Archäologen
um den Babylonischen Turm

Archäologie ist ein staubiges Thema – wohl nirgends so sehr wie in Mesopotamien, dem Land des biblischen Turmes. Doch haben Ausgrabungen bis heute nicht an Faszination verloren – die Arbeit des Archäologen, oft erwähnt als Detektiv auf der Spur der Geschichte.

Manche haben es schon unternommen, diese Wissenschaft zu entstauben. In den 1950er-Jahren wurde die Spaten-Forschung aktualisiert durch die spannenden Bücher von C. W. Ceram «Götter, Gräber und Gelehrte» und W. Keller «Und die Bibel hat doch Recht».

Um die Mitte des 18. Jahrhunderts begannen die gebildeten Laien Alcubierre und Fiorelli mit Grabungen in den vom Vesuv verschütteten antiken Städten Heraklaneum und Pompeji.

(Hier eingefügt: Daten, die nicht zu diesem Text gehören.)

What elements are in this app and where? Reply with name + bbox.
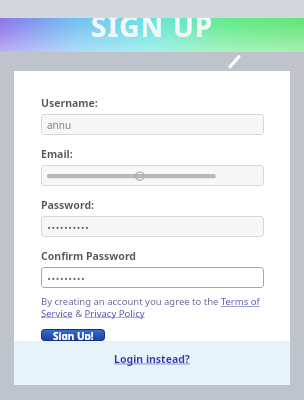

Schliemann, der andere grosse Visionär, begab sich mit Homer auf die Suche nach der verschollenen Stadt Troja und fand unter dem Hügel von Hissarlik nicht nur eine Stadt, sondern neun übereinander liegende Siedlungen – und schliesslich den berühmten Schatz des Priamos.

Vor allem aber gilt es Winckelmann als Begründer der wissenschaftlichen Forschung zu erwähnen, der 1764 mit seinem Buch «Die Geschichte der Kunst des Altertums» erstmals Ordnung in die wahllos aus Hellas und Rom zusammengetragenen Funde brachte.

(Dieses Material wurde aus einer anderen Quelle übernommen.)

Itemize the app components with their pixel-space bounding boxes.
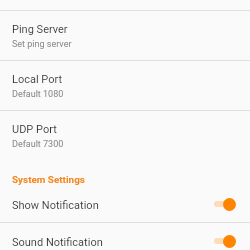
staticText: Set ping server — [12, 39, 72, 50]
button[interactable]: UDP Port — [0, 111, 250, 160]
staticText: Default 1080 — [12, 89, 64, 100]
button[interactable]: Show Notification toggle, on — [214, 194, 236, 214]
staticText: Local Port — [12, 73, 63, 86]
button[interactable]: Local Port — [0, 61, 250, 110]
staticText: System Settings — [12, 174, 85, 186]
button[interactable]: Sound Notification — [0, 223, 250, 250]
staticText: Ping Server — [12, 23, 68, 36]
button[interactable]: Ping Server — [0, 11, 250, 60]
button[interactable]: Sound Notification toggle, on — [214, 231, 236, 250]
staticText: Sound Notification — [12, 236, 103, 249]
staticText: UDP Port — [12, 123, 57, 136]
button[interactable]: Show Notification — [0, 186, 250, 222]
staticText: Show Notification — [12, 199, 99, 212]
staticText: Default 7300 — [12, 139, 64, 150]
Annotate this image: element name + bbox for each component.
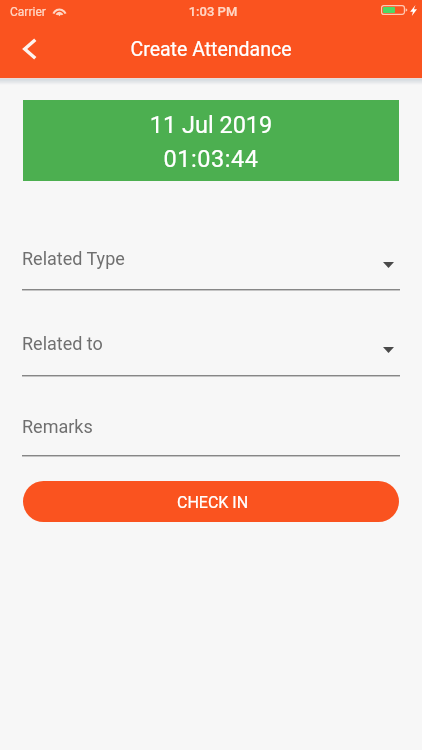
- staticText: 01:03:44: [23, 145, 399, 173]
- staticText: 11 Jul 2019: [23, 111, 399, 139]
- staticText: Remarks: [22, 416, 93, 437]
- staticText: Create Attendance: [0, 38, 422, 61]
- button[interactable]: CHECK IN: [23, 481, 399, 522]
- button[interactable]: Related to: [22, 319, 400, 381]
- staticText: 1:03 PM: [2, 4, 422, 19]
- button[interactable]: Remarks: [22, 402, 400, 461]
- staticText: CHECK IN: [177, 493, 249, 512]
- staticText: Related Type: [22, 248, 125, 269]
- staticText: Carrier: [10, 5, 46, 19]
- button[interactable]: Related Type: [22, 234, 400, 295]
- button[interactable]: Back: [12, 31, 48, 67]
- staticText: Related to: [22, 333, 103, 354]
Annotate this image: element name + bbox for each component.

Schon zu Beginn des 20. Jahrhunderts gab es wieder einmal die grosse Sensation Gold – als der Amerikaner Howard Carter im ägyptischen «Tal der Könige» das noch unberührte Grab Tut-Ench-Amuns entdeckte – Funde von atemberaubender Schönheit.

Doch wir wollen weiterziehen in eine grosse Vergangenheit und stellen nun den Babylonischen Turm in den Mittelpunkt unserer Betrachtungen. Ihn betrifft ja auch die immer wiederkehrende Frage der Maler und Dichter – bis der deutsche Archäologe Robert Koldewey in Babel die Antwort fand. Den Beweis, dass es den biblischen Turm gegeben hat – den schon Herodot in seiner einstigen Pracht und Grösse beschrieb.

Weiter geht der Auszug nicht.